Res. I. That the Association shall do all in its power for the education of Indian youth at their own homes, and in its colored schools at the South.
Res. II. That the Executive Committee of this Association be charged with the duty of pressing upon the general public and the Government their responsibility for the Indian race, and by co-operation with other societies, and by direct effort, exert its influence at the seat of government in behalf of legislation that shall secure citizenship to the Indian; to that end a legal status and education to fit him for it.
S. C. Armstrong, Chairman.
ADDRESS OF GEN. S. C. ARMSTRONG
The Indian question is this: education in its broadest sense or extermination. But at least one white man must fall for every Indian who is shot, and it takes as much money to kill one red man as it would to train a hundred of their children in civilized ways. To educate is economy.

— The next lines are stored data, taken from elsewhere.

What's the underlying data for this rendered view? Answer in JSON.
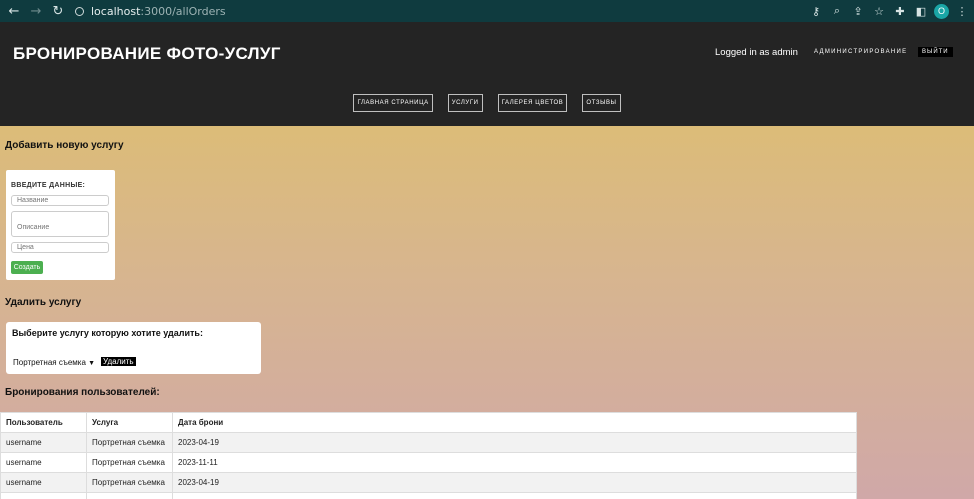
{
  "browser": {
    "url_host": "localhost",
    "url_path": ":3000/allOrders",
    "profile_initial": "O"
  },
  "header": {
    "site_title": "БРОНИРОВАНИЕ ФОТО-УСЛУГ",
    "logged_in_text": "Logged in as admin",
    "admin_link": "АДМИНИСТРИРОВАНИЕ",
    "logout_label": "ВЫЙТИ",
    "nav": [
      "ГЛАВНАЯ СТРАНИЦА",
      "УСЛУГИ",
      "ГАЛЕРЕЯ ЦВЕТОВ",
      "ОТЗЫВЫ"
    ]
  },
  "add_service": {
    "heading": "Добавить новую услугу",
    "form_title": "ВВЕДИТЕ ДАННЫЕ:",
    "name_placeholder": "Название",
    "description_placeholder": "Описание",
    "price_placeholder": "Цена",
    "create_label": "Создать"
  },
  "delete_service": {
    "heading": "Удалить услугу",
    "prompt": "Выберите услугу которую хотите удалить:",
    "selected_option": "Портретная съемка",
    "delete_label": "Удалить"
  },
  "bookings": {
    "heading": "Бронирования пользователей:",
    "columns": [
      "Пользователь",
      "Услуга",
      "Дата брони"
    ],
    "rows": [
      [
        "username",
        "Портретная съемка",
        "2023-04-19"
      ],
      [
        "username",
        "Портретная съемка",
        "2023-11-11"
      ],
      [
        "username",
        "Портретная съемка",
        "2023-04-19"
      ]
    ]
  }
}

Fifty thousand Indians receive every day from the Government a pound and a half of fresh beef, with flour and coffee and sugar and tobacco to match, and a fair outfit for all purposes of decent living and good farming, and the number will increase. An agency warehouse is a huge store filled with utensils of every kind, from which the ex-warrior draws gratuitously at the agent’s discretion. There is no treatment like this in any other country on the globe—a stupendous wholesale charity to a people, of whom a large portion are thus hired to keep the peace.
When first fed they are modest and satisfied, gradually they get importunate, and finally become most grievous beggars. There is an unevenness of treatment in this matter, based chiefly on the varying difficulties of settlement; the strong and wicked Sioux getting the maximum in return for their good behavior. The quiet and thrifty Fort Berthold Indians, who are doing as much, if not more per capita than any others, complain; for Indians visit much and discuss things; they have not yet discovered that virtue is its own reward.
Yet I have seen and heard of agencies where, notwithstanding gratuities, there has been steady improvement in houses, crops and herds. Good management on the one hand and the good sense of the better class of Indians on the other hand, at certain points led to remarkable results; but a forward move along the whole line of the Indian population is not to be looked for till they shall have the same motives to industry that other men have and that all men need. Agencies, reservations and rationing are and long will be a necessity, lessening only as by wise use of public bounty, and by proper legislation and care, the Indians shall approach self-support and citizenship. The persistently indolent should not remain as they are now, unless the nation has pledged itself, by solemn treaty, to feed forever the savage who squats on his haunches and refuses to work.